Lors de la conférence sur la coopération économique Asie-Pacifique qui s'est tenue juste avant son licenciement, Sam Altman a parlé de repousser "le voile de l'ignorance et la frontière de la découverte". De son côté, Reuteurs a annoncé que, dans les jours précédant la crise, plusieurs chercheurs avaient écrit une lettre au conseil d'administration pour l'avertir de la découverte d'une puissante intelligence artificielle qui, selon eux, pourrait menacer l'humanité.

Il pourrait s'agir dans les deux cas de références à un projet appelé Q*, qui pourrait constituer une percée dans la recherche de l'intelligence artificielle.

Mais pour être tout à fait honnête, nous n'en savons rien.
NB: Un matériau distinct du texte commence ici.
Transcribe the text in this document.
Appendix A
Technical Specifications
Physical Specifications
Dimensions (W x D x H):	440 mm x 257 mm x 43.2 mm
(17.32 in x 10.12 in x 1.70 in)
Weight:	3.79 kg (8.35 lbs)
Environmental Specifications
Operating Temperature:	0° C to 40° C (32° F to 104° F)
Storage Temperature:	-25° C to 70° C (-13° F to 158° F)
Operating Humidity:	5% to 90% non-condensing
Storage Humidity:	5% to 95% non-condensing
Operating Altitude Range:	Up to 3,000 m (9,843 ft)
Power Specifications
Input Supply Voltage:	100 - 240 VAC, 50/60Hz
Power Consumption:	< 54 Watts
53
The Verge affirme qu'une personne familière avec le sujet leur a dit **que le conseil d'administration n'a jamais reçu de lettre au sujet d'une telle percée, et que les progrès de la recherche de l'entreprise n'ont pas joué un rôle dans le licenciement soudain d'Altman.

Alors, où allons-nous maintenant ? Et pourquoi Altman a-t-il été licencié ?

Comme je l'ai dit, nous n'avons pour l'instant que des spéculations, nous n'avons aucune certitude.

Cependant, dans le cadre de l'accord pour le retour d'Altman, ce dernier a accepté une enquête interne sur le prétendu manque de franchise avec le conseil d'administration qui a conduit à son licenciement. De plus, ni lui ni Greg Brokman ne siègent au conseil d'administration. Peut-être obtiendrons-nous des réponses à un moment ou à un autre. Ou peut-être que toute question sera balayée sous le tapis.

En ce qui concerne le conseil d'administration, Adam D'Angelo est resté. Bret Taylor et Larry Summer ont rejoint le conseil. Bret Taylor, ancien PDG de Salesforce, siégeait au conseil d'administration de Twitter avant qu'Elon Musk n'en prenne la direction. Larry Summers a été secrétaire au Trésor sous Clinton et président de l'université de Harvard. Il est économiste de formation. Et bien sûr, Microsoft fait pression pour avoir un siège à la table, et on pourrait penser que 13 milliards de dollars US permettraient au moins d'acheter cela.

Cependant, malgré tous ces changements, l'entreprise reste une société à but lucratif plafonné, contrôlée par une organisation à but non lucratif.

Où va OpenAI ? Seul l'avenir nous le dira. Surveillez donc cet espace.